Mais si le risque est favorisé par la conjugaison de ces trois facteurs,
il est très souvent déclenché par des traumatismes
mineurs occasionnés par des chaussures inadaptées, une hygiène
insuffisante, une pédicurie mal exécutée, etc.
Chez le patient diabétique, l’atteinte neurologique touche
les muscles du pied, entraînant un déséquilibre entre
muscles extenseurs et muscles fléchisseurs, ce qui favorise sa déformation.
Ces déformations sont à l’origine de points d’hyperpression
où vont se développer des durillons et ensuite des ulcères.
C’est l’évolution de ces ulcères que les médecins
appellent «mal perforant plantaire». Ce mal perforant plantaire
peut atteindre les tendons et l’os et se compliquer d’infection.
L’atteinte neurologique entraîne également une diminution,
voire une perte de la sensibilité au chaud, au froid, à la
douleur et une altération de la sensibilité profonde. C’est
ce qui explique que le malade ne se rend pas compte qu’il s’est
blessé ou brûlé le pied. Les complications neurologiques
du diabète sont aussi responsables de déformations et de destruction
de certains os du pied. La déformation la plus grave et la plus typique
est le pied de Charcot.
Douleurs dans les jambes ou aux pieds à la marche ou à l’effort
sont les signes de l’atteinte vasculaire. Celle-ci est due à
des lésions au niveau de la paroi des veines et des artères,
mais aussi à l’existence de dépôts de graisse.
Le pied est froid, cyanosé, les ongles sont épais. A un stade
avancé, apparaît une ischémie à l’origine
de gangrène au niveau des orteils et de nécrose au niveau
des talons. A ces deux facteurs, neurologique et vasculaire, s’ajoute
l’infection. L’infection qui complique les lésions, est
favorisée par l’immunodépression du diabétique.

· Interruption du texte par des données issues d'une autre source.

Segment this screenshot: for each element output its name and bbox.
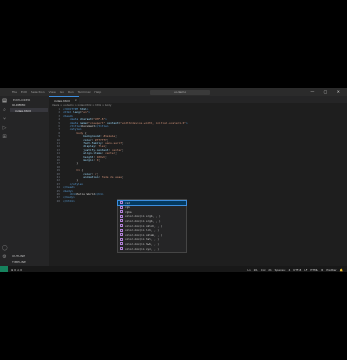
suggestion-label: color-mix(in srgb, , ) bbox=[125, 218, 161, 223]
workspace-folder[interactable]: UI-DEMO bbox=[12, 103, 25, 107]
suggestion-label: color-mix(in oklch, , ) bbox=[125, 223, 163, 228]
run-debug-icon[interactable]: ▷ bbox=[2, 126, 7, 131]
value-icon bbox=[120, 205, 123, 209]
suggestion-item[interactable]: color-mix(in xyz, , ) bbox=[118, 247, 186, 251]
source-control-icon[interactable]: ⑂ bbox=[2, 117, 7, 122]
value-icon bbox=[120, 233, 123, 237]
suggestion-label: color-mix(in xyz, , ) bbox=[125, 246, 159, 251]
menu-bar: File Edit Selection View Go Run Terminal Help bbox=[12, 90, 105, 94]
explorer-sidebar: EXPLORER UI-DEMO index.html OUTLINE TIME… bbox=[9, 96, 49, 266]
value-icon bbox=[120, 210, 123, 214]
suggestion-label: rgb bbox=[125, 205, 130, 210]
menu-item[interactable]: Selection bbox=[31, 90, 45, 94]
suggestion-label: color-mix(in hsl, , ) bbox=[125, 237, 159, 242]
explorer-header: EXPLORER bbox=[13, 98, 31, 102]
menu-item[interactable]: File bbox=[12, 90, 17, 94]
menu-item[interactable]: Run bbox=[68, 90, 74, 94]
menu-item[interactable]: Go bbox=[60, 90, 64, 94]
value-icon bbox=[120, 242, 123, 246]
menu-item[interactable]: Terminal bbox=[78, 90, 91, 94]
value-icon bbox=[120, 237, 123, 241]
line-number: 28 bbox=[56, 198, 60, 203]
timeline-section[interactable]: TIMELINE bbox=[12, 260, 26, 264]
suggestion-label: color-mix(in hwb, , ) bbox=[125, 241, 159, 246]
code-editor[interactable]: 1 <!DOCTYPE html> 2 <html lang="en"> 3 <head>… bbox=[49, 107, 347, 264]
files-icon[interactable]: ▤ bbox=[2, 99, 7, 104]
suggestion-label: color-mix(in lch, , ) bbox=[125, 228, 159, 233]
value-icon bbox=[120, 214, 123, 218]
file-item-index-html[interactable]: index.html bbox=[10, 108, 48, 113]
suggestion-label: color-mix(in srgb, , ) bbox=[125, 214, 161, 219]
command-center[interactable]: ui-demo bbox=[150, 89, 210, 95]
value-icon bbox=[120, 224, 123, 227]
search-icon[interactable]: ⌕ bbox=[2, 108, 7, 113]
activity-bar: ▤ ⌕ ⑂ ▷ ⊞ ◯ ⚙ bbox=[0, 96, 9, 266]
editor-status[interactable]: Ln 20, Col 21 Spaces: 4 UTF-8 LF HTML ⚙ … bbox=[247, 268, 343, 272]
window-controls[interactable]: — ▢ ✕ bbox=[310, 89, 344, 94]
menu-item[interactable]: Help bbox=[94, 90, 101, 94]
extensions-icon[interactable]: ⊞ bbox=[2, 135, 7, 140]
tab-index-html[interactable]: index.html × bbox=[49, 96, 79, 103]
code-line[interactable]: 28 </html> bbox=[49, 198, 347, 203]
value-icon bbox=[120, 247, 123, 250]
menu-item[interactable]: View bbox=[49, 90, 56, 94]
suggestion-label: rgba bbox=[125, 209, 132, 214]
file-label: index.html bbox=[15, 108, 31, 113]
menu-item[interactable]: Edit bbox=[21, 90, 27, 94]
title-bar: File Edit Selection View Go Run Terminal Help u… bbox=[0, 88, 347, 96]
vscode-window: File Edit Selection View Go Run Terminal Help u… bbox=[0, 88, 347, 272]
suggestion-widget[interactable]: red rgb rgba color-mix(in srgb, , ) color-mi… bbox=[117, 199, 187, 253]
tab-label: index.html bbox=[54, 98, 70, 103]
tab-bar: index.html × bbox=[49, 96, 347, 103]
suggestion-label: color-mix(in oklab, , ) bbox=[125, 232, 163, 237]
value-icon bbox=[120, 228, 123, 232]
close-icon[interactable]: × bbox=[74, 98, 77, 102]
suggestion-label: red bbox=[125, 200, 130, 205]
status-bar: ⊗ 0 ⚠ 0 Ln 20, Col 21 Spaces: 4 UTF-8 LF… bbox=[0, 266, 347, 272]
value-icon bbox=[120, 201, 123, 204]
code-text: </html> bbox=[63, 198, 75, 203]
account-icon[interactable]: ◯ bbox=[2, 246, 8, 251]
remote-indicator[interactable] bbox=[0, 266, 8, 272]
value-icon bbox=[120, 219, 123, 223]
outline-section[interactable]: OUTLINE bbox=[12, 254, 25, 258]
problems-status[interactable]: ⊗ 0 ⚠ 0 bbox=[11, 268, 22, 272]
settings-icon[interactable]: ⚙ bbox=[2, 255, 7, 260]
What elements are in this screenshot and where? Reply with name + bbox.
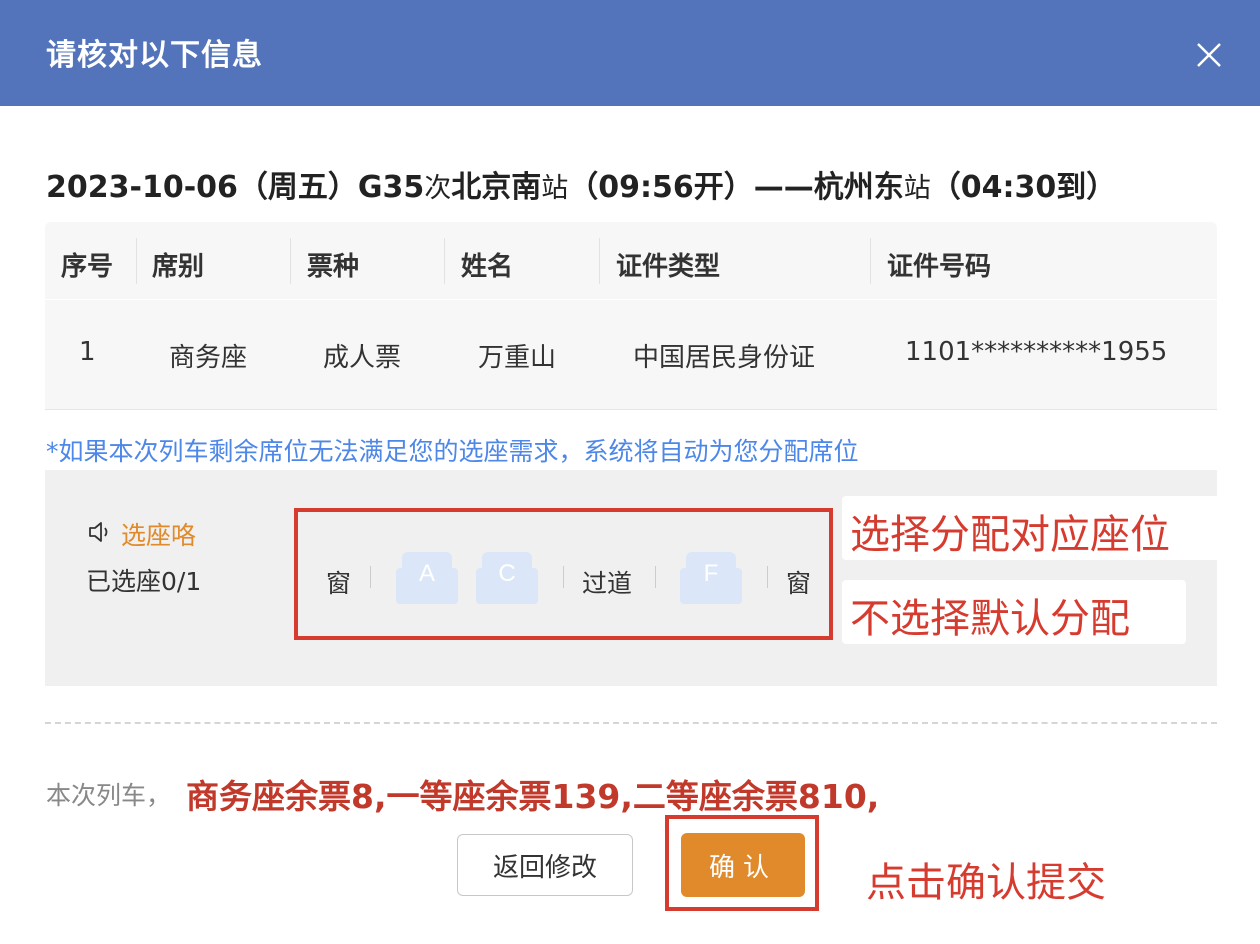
seat-a-button[interactable]: A — [396, 550, 458, 606]
window-label-left: 窗 — [326, 569, 352, 598]
seat-divider — [370, 566, 371, 588]
remaining-tickets-prefix: 本次列车， — [46, 781, 172, 810]
departure-time: （09:56开）—— — [568, 170, 814, 205]
table-header-row: 序号 席别 票种 姓名 证件类型 证件号码 — [45, 222, 1217, 300]
annotation-select-seat: 选择分配对应座位 — [842, 496, 1228, 560]
seat-letter: F — [703, 560, 719, 587]
seat-divider — [767, 566, 768, 588]
close-icon[interactable] — [1192, 38, 1226, 72]
cell-id-number: 1101**********1955 — [905, 337, 1168, 367]
col-header-id-number: 证件号码 — [887, 252, 992, 282]
arrival-station: 杭州东 — [813, 170, 904, 205]
dialog-title: 请核对以下信息 — [46, 38, 263, 73]
annotation-default-allocation: 不选择默认分配 — [842, 580, 1186, 644]
seat-c-button[interactable]: C — [476, 550, 538, 606]
cell-index: 1 — [79, 337, 96, 367]
aisle-label: 过道 — [582, 569, 633, 598]
col-header-index: 序号 — [61, 252, 114, 282]
column-divider — [136, 238, 137, 284]
seat-allocation-notice: *如果本次列车剩余席位无法满足您的选座需求，系统将自动为您分配席位 — [46, 437, 859, 466]
window-label-right: 窗 — [786, 569, 812, 598]
dialog-header: 请核对以下信息 — [0, 0, 1260, 106]
selected-seat-count: 已选座0/1 — [86, 567, 202, 596]
station-suffix: 站 — [903, 173, 931, 204]
seat-f-button[interactable]: F — [680, 550, 742, 606]
section-divider — [45, 722, 1217, 724]
cell-id-type: 中国居民身份证 — [633, 343, 816, 373]
arrival-time: （04:30到） — [930, 170, 1117, 205]
column-divider — [870, 238, 871, 284]
column-divider — [444, 238, 445, 284]
cell-ticket-type: 成人票 — [323, 343, 402, 373]
speaker-icon — [89, 522, 108, 542]
departure-station: 北京南 — [451, 170, 542, 205]
station-suffix: 站 — [541, 173, 569, 204]
seat-divider — [563, 566, 564, 588]
seat-divider — [655, 566, 656, 588]
cell-seat-class: 商务座 — [169, 343, 248, 373]
confirm-button[interactable]: 确认 — [681, 833, 805, 897]
passenger-table: 序号 席别 票种 姓名 证件类型 证件号码 1 商务座 成人票 万重山 中国居民… — [45, 222, 1217, 410]
column-divider — [599, 238, 600, 284]
seat-letter: C — [498, 560, 516, 587]
col-header-seat-class: 席别 — [152, 252, 205, 282]
train-suffix: 次 — [424, 173, 452, 204]
annotation-click-confirm: 点击确认提交 — [866, 860, 1106, 906]
col-header-id-type: 证件类型 — [616, 252, 721, 282]
cell-name: 万重山 — [478, 343, 557, 373]
trip-summary: 2023-10-06（周五）G35次北京南站（09:56开）——杭州东站（04:… — [46, 162, 1116, 206]
table-row: 1 商务座 成人票 万重山 中国居民身份证 1101**********1955 — [45, 300, 1217, 410]
seat-selection-tip[interactable]: 选座咯 — [121, 516, 196, 552]
column-divider — [290, 238, 291, 284]
col-header-ticket-type: 票种 — [307, 252, 360, 282]
trip-date: 2023-10-06（周五） — [46, 170, 358, 205]
back-modify-button[interactable]: 返回修改 — [457, 834, 633, 896]
remaining-tickets-info: 商务座余票8,一等座余票139,二等座余票810, — [186, 777, 880, 816]
col-header-name: 姓名 — [461, 252, 514, 282]
train-number: G35 — [357, 170, 425, 205]
seat-letter: A — [418, 560, 435, 587]
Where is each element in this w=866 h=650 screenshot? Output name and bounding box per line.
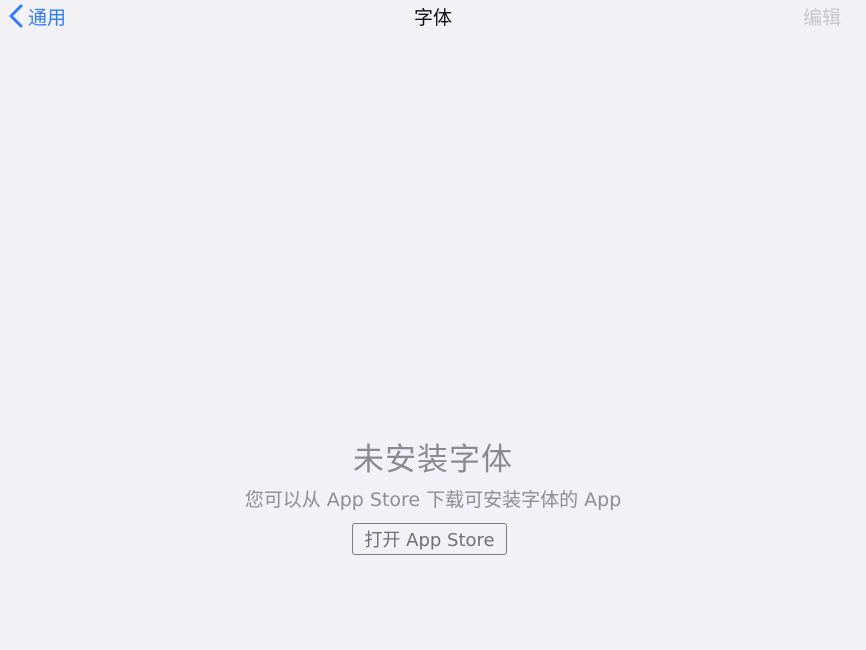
empty-state-message: 您可以从 App Store 下载可安装字体的 App xyxy=(244,489,622,511)
edit-button[interactable]: 编辑 xyxy=(803,3,841,30)
empty-state-title: 未安装字体 xyxy=(353,442,513,478)
open-app-store-button[interactable]: 打开 App Store xyxy=(352,523,507,555)
navigation-bar: 通用 字体 编辑 xyxy=(0,0,866,32)
open-app-store-label: 打开 App Store xyxy=(364,530,495,551)
page-title: 字体 xyxy=(413,7,452,29)
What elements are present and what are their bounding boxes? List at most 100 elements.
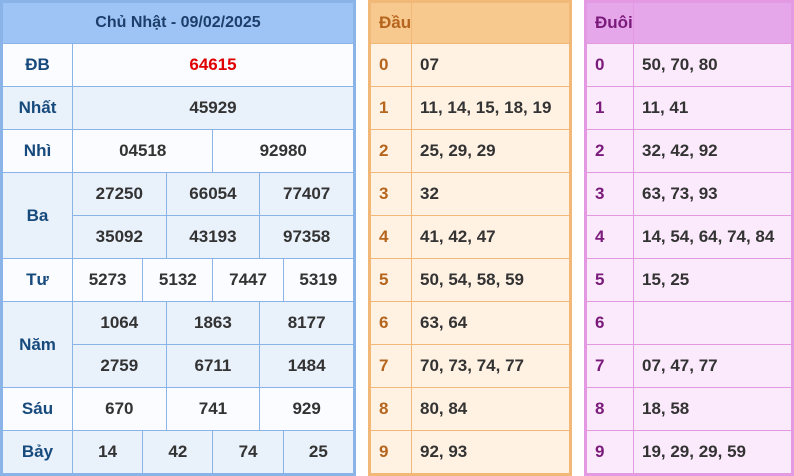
duoi-numbers — [633, 301, 792, 345]
prize-number: 25 — [282, 430, 355, 474]
dau-digit: 7 — [370, 344, 412, 388]
prize-number: 27250 — [72, 172, 167, 216]
prize-number: 1064 — [72, 301, 167, 345]
dau-numbers: 50, 54, 58, 59 — [411, 258, 570, 302]
duoi-digit: 4 — [586, 215, 634, 259]
duoi-row: 0 50, 70, 80 — [586, 43, 792, 87]
dau-numbers: 70, 73, 74, 77 — [411, 344, 570, 388]
dau-digit: 2 — [370, 129, 412, 173]
dau-numbers: 11, 14, 15, 18, 19 — [411, 86, 570, 130]
dau-row: 6 63, 64 — [370, 301, 570, 345]
dau-row: 9 92, 93 — [370, 430, 570, 474]
prize-label: Tư — [2, 258, 73, 302]
prize-number: 8177 — [259, 301, 354, 345]
prize-number: 64615 — [72, 43, 354, 87]
duoi-row: 4 14, 54, 64, 74, 84 — [586, 215, 792, 259]
duoi-row: 3 63, 73, 93 — [586, 172, 792, 216]
dau-digit: 8 — [370, 387, 412, 431]
prize-number: 45929 — [72, 86, 354, 130]
dau-row: 1 11, 14, 15, 18, 19 — [370, 86, 570, 130]
dau-digit: 0 — [370, 43, 412, 87]
duoi-digit: 6 — [586, 301, 634, 345]
prize-label: Bảy — [2, 430, 73, 474]
duoi-numbers: 18, 58 — [633, 387, 792, 431]
dau-table: Đầu 0 07 1 11, 14, 15, 18, 19 2 25, 29, 29 3 32… — [368, 0, 572, 476]
duoi-digit: 7 — [586, 344, 634, 388]
dau-row: 2 25, 29, 29 — [370, 129, 570, 173]
duoi-numbers: 50, 70, 80 — [633, 43, 792, 87]
duoi-digit: 8 — [586, 387, 634, 431]
prize-number: 1863 — [165, 301, 261, 345]
prize-number: 7447 — [212, 258, 284, 302]
prize-label: ĐB — [2, 43, 73, 87]
prize-row-sau: Sáu 670 741 929 — [2, 387, 354, 431]
dau-numbers: 07 — [411, 43, 570, 87]
dau-row: 5 50, 54, 58, 59 — [370, 258, 570, 302]
prize-row-ba: Ba 27250 66054 77407 — [2, 172, 354, 259]
dau-digit: 3 — [370, 172, 412, 216]
prize-number: 5319 — [282, 258, 355, 302]
duoi-numbers: 19, 29, 29, 59 — [633, 430, 792, 474]
prize-row-nhat: Nhất 45929 — [2, 86, 354, 130]
dau-row: 0 07 — [370, 43, 570, 87]
dau-digit: 1 — [370, 86, 412, 130]
dau-digit: 6 — [370, 301, 412, 345]
prize-number: 74 — [212, 430, 284, 474]
duoi-digit: 1 — [586, 86, 634, 130]
duoi-digit: 9 — [586, 430, 634, 474]
prize-number: 670 — [72, 387, 167, 431]
prize-number: 42 — [142, 430, 214, 474]
dau-numbers: 63, 64 — [411, 301, 570, 345]
results-table: Chủ Nhật - 09/02/2025 ĐB 64615 Nhất 4592… — [0, 0, 356, 476]
prize-row-bay: Bảy 14 42 74 25 — [2, 430, 355, 474]
prize-label: Ba — [2, 172, 73, 259]
duoi-numbers: 07, 47, 77 — [633, 344, 792, 388]
prize-number: 77407 — [259, 172, 354, 216]
prize-row-nhi: Nhì 04518 92980 — [2, 129, 354, 173]
duoi-numbers: 11, 41 — [633, 86, 792, 130]
prize-row-db: ĐB 64615 — [2, 43, 354, 87]
prize-number: 97358 — [259, 215, 354, 259]
prize-number: 04518 — [71, 129, 214, 173]
duoi-table: Đuôi 0 50, 70, 80 1 11, 41 2 32, 42, 92 3 63, 7… — [584, 0, 794, 476]
prize-label: Nhì — [2, 129, 73, 173]
prize-number: 6711 — [165, 344, 261, 388]
dau-row: 8 80, 84 — [370, 387, 570, 431]
prize-number: 66054 — [165, 172, 261, 216]
prize-row-tu: Tư 5273 5132 7447 5319 — [2, 258, 355, 302]
results-title: Chủ Nhật - 09/02/2025 — [2, 2, 354, 44]
duoi-digit: 0 — [586, 43, 634, 87]
duoi-row: 9 19, 29, 29, 59 — [586, 430, 792, 474]
duoi-row: 1 11, 41 — [586, 86, 792, 130]
prize-number: 5273 — [71, 258, 144, 302]
dau-numbers: 80, 84 — [411, 387, 570, 431]
prize-label: Năm — [2, 301, 73, 388]
duoi-row: 5 15, 25 — [586, 258, 792, 302]
duoi-row: 7 07, 47, 77 — [586, 344, 792, 388]
dau-row: 7 70, 73, 74, 77 — [370, 344, 570, 388]
dau-digit: 4 — [370, 215, 412, 259]
dau-digit: 9 — [370, 430, 412, 474]
prize-number: 929 — [259, 387, 354, 431]
prize-number: 14 — [71, 430, 144, 474]
duoi-row: 6 — [586, 301, 792, 345]
duoi-numbers: 15, 25 — [633, 258, 792, 302]
dau-numbers: 25, 29, 29 — [411, 129, 570, 173]
prize-row-nam: Năm 1064 1863 8177 — [2, 301, 354, 388]
dau-row: 4 41, 42, 47 — [370, 215, 570, 259]
duoi-numbers: 32, 42, 92 — [633, 129, 792, 173]
duoi-numbers: 14, 54, 64, 74, 84 — [633, 215, 792, 259]
duoi-header: Đuôi — [586, 2, 792, 44]
prize-label: Nhất — [2, 86, 73, 130]
duoi-title: Đuôi — [586, 2, 634, 44]
prize-number: 35092 — [72, 215, 167, 259]
dau-title: Đầu — [370, 2, 412, 44]
duoi-row: 2 32, 42, 92 — [586, 129, 792, 173]
dau-header: Đầu — [370, 2, 570, 44]
dau-numbers: 41, 42, 47 — [411, 215, 570, 259]
prize-number: 2759 — [72, 344, 167, 388]
dau-row: 3 32 — [370, 172, 570, 216]
duoi-digit: 2 — [586, 129, 634, 173]
prize-number: 43193 — [165, 215, 261, 259]
duoi-digit: 5 — [586, 258, 634, 302]
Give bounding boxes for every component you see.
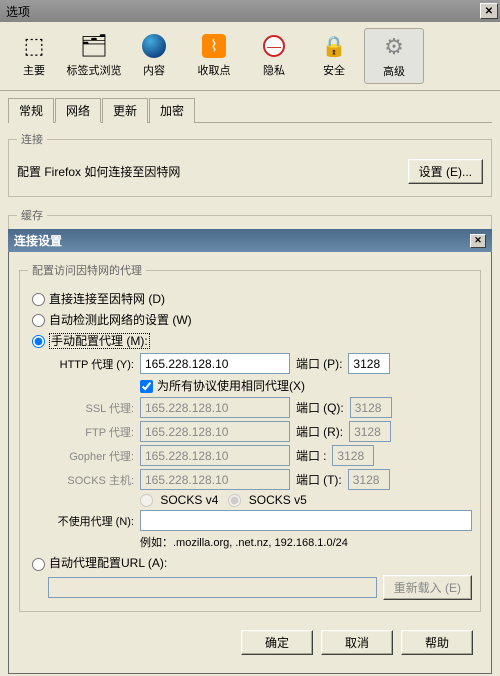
- socks-v4-radio: SOCKS v4: [140, 493, 218, 507]
- tab-update[interactable]: 更新: [102, 98, 148, 123]
- toolbar-advanced[interactable]: ⚙高级: [364, 28, 424, 84]
- sub-tabs: 常规 网络 更新 加密: [8, 97, 492, 123]
- globe-icon: [126, 32, 182, 60]
- noproxy-label: 不使用代理 (N):: [48, 513, 134, 529]
- close-icon[interactable]: ✕: [480, 3, 498, 19]
- toolbar-feeds[interactable]: ⌇收取点: [184, 28, 244, 84]
- http-host-input[interactable]: [140, 353, 290, 374]
- ssl-label: SSL 代理:: [48, 400, 134, 416]
- radio-manual[interactable]: 手动配置代理 (M):: [32, 334, 150, 348]
- gopher-port-label: 端口 :: [296, 447, 326, 464]
- shared-checkbox[interactable]: 为所有协议使用相同代理(X): [140, 377, 305, 394]
- ok-button[interactable]: 确定: [241, 630, 313, 655]
- ftp-label: FTP 代理:: [48, 424, 134, 440]
- cancel-button[interactable]: 取消: [321, 630, 393, 655]
- modal-title: 连接设置: [14, 232, 62, 249]
- toolbar-tabs[interactable]: 🗂标签式浏览: [64, 28, 124, 84]
- socks-v5-radio: SOCKS v5: [228, 493, 306, 507]
- ssl-host-input: [140, 397, 290, 418]
- http-label: HTTP 代理 (Y):: [48, 356, 134, 372]
- modal-titlebar: 连接设置 ✕: [8, 229, 492, 252]
- lock-icon: 🔒: [306, 32, 362, 60]
- tab-network[interactable]: 网络: [55, 98, 101, 123]
- slider-icon: ⬚: [6, 32, 62, 60]
- toolbar-security[interactable]: 🔒安全: [304, 28, 364, 84]
- ftp-port-label: 端口 (R):: [296, 423, 343, 440]
- socks-host-input: [140, 469, 290, 490]
- socks-port-input: [348, 469, 390, 490]
- proxy-config-group: 配置访问因特网的代理 直接连接至因特网 (D) 自动检测此网络的设置 (W) 手…: [19, 262, 481, 612]
- reload-button: 重新载入 (E): [383, 575, 472, 600]
- connection-desc: 配置 Firefox 如何连接至因特网: [17, 163, 180, 180]
- toolbar-privacy[interactable]: —隐私: [244, 28, 304, 84]
- options-titlebar: 选项 ✕: [0, 0, 500, 22]
- auto-url-input: [48, 577, 377, 598]
- tabs-icon: 🗂: [66, 32, 122, 60]
- socks-port-label: 端口 (T):: [296, 471, 342, 488]
- main-toolbar: ⬚主要 🗂标签式浏览 内容 ⌇收取点 —隐私 🔒安全 ⚙高级: [0, 22, 500, 91]
- ftp-host-input: [140, 421, 290, 442]
- help-button[interactable]: 帮助: [401, 630, 473, 655]
- http-port-input[interactable]: [348, 353, 390, 374]
- cache-legend: 缓存: [17, 207, 47, 223]
- radio-auto[interactable]: 自动检测此网络的设置 (W): [32, 313, 192, 327]
- toolbar-content[interactable]: 内容: [124, 28, 184, 84]
- connection-legend: 连接: [17, 131, 47, 147]
- gopher-host-input: [140, 445, 290, 466]
- radio-auto-url[interactable]: 自动代理配置URL (A):: [32, 556, 167, 570]
- modal-close-icon[interactable]: ✕: [470, 234, 486, 248]
- ftp-port-input: [349, 421, 391, 442]
- gopher-port-input: [332, 445, 374, 466]
- privacy-icon: —: [246, 32, 302, 60]
- tab-general[interactable]: 常规: [8, 98, 54, 123]
- tab-encryption[interactable]: 加密: [149, 98, 195, 123]
- modal-footer: 确定 取消 帮助: [19, 622, 481, 663]
- socks-label: SOCKS 主机:: [48, 472, 134, 488]
- http-port-label: 端口 (P):: [296, 355, 342, 372]
- noproxy-input[interactable]: [140, 510, 472, 531]
- rss-icon: ⌇: [186, 32, 242, 60]
- ssl-port-label: 端口 (Q):: [296, 399, 344, 416]
- window-title: 选项: [6, 3, 30, 20]
- toolbar-main[interactable]: ⬚主要: [4, 28, 64, 84]
- gear-icon: ⚙: [367, 33, 421, 61]
- ssl-port-input: [350, 397, 392, 418]
- cache-group: 缓存: [8, 207, 492, 231]
- proxy-legend: 配置访问因特网的代理: [28, 262, 146, 278]
- noproxy-example: 例如：.mozilla.org, .net.nz, 192.168.1.0/24: [140, 534, 348, 550]
- gopher-label: Gopher 代理:: [48, 448, 134, 464]
- radio-direct[interactable]: 直接连接至因特网 (D): [32, 292, 165, 306]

Une infection sévère s’observe dans 15 à 20%
des pieds diabétiques.
L’importance de la prévention
La prévention est la principale arme contre les complications du
pied du diabétique. Le dépistage doit être pratiqué
systématiquement à chaque consultation de suivi et lors du
bilan annuel de retentissement du diabète, et ce, chez tout patient
de plus de 40 ans et/ou ayant plus de dix années d’évolution
du diabète.
La prévention repose également sur l’éducation
du patient. Il est important de faire prendre conscience au patient du risque
majoré des traumatismes mineurs. Ces traumatismes doivent être
évités, en particulier le port de chaussures mal adaptées,
l’utilisation de lames ou d’objets coupants (lames de rasage,
coupe-ongles, râpes…), de bouillottes ou de produits chimiques
(talc, corricides, déodorants…). Le patient doit examiner ses
pieds quotidiennement, avec si nécessaire l’aide d’un
miroir ou d’une tierce personne, pour déceler et rapidement
traiter les petites lésions (plaies, durillons, fissures…)
qu’il pourrait ne pas ressentir en raison de la neuropathie.
D’autres conseils de prévention sont donnés au patient
concernant le lavage quotidien des pieds et leur séchage, le port
de chaussettes adaptées, le recours aux crèmes nourrissantes
quand la peau est sèche, la lutte contre la formation de kératose
par l’utilisation d’une pierre ponce, etc.
56% des diabétiques présentent des déformations du
pied. Celles-ci sont à l’origine de troubles statiques, lesquels
en modifiant les points de pression entraînent des hyperkératoses
ou callosités, qui vont se transformer en ulcères. L’utilisation
de semelles et de chaussures orthopédiques permet de mieux répartir
les pressions et par conséquent de prévenir les ulcères.
Selon certaines études, en cas de mal perforant, on observe des récidives
dans seulement 25% des cas, quand le patient porte des chaussures orthopédiques,
contre 80%, quand il porte des chaussures normales.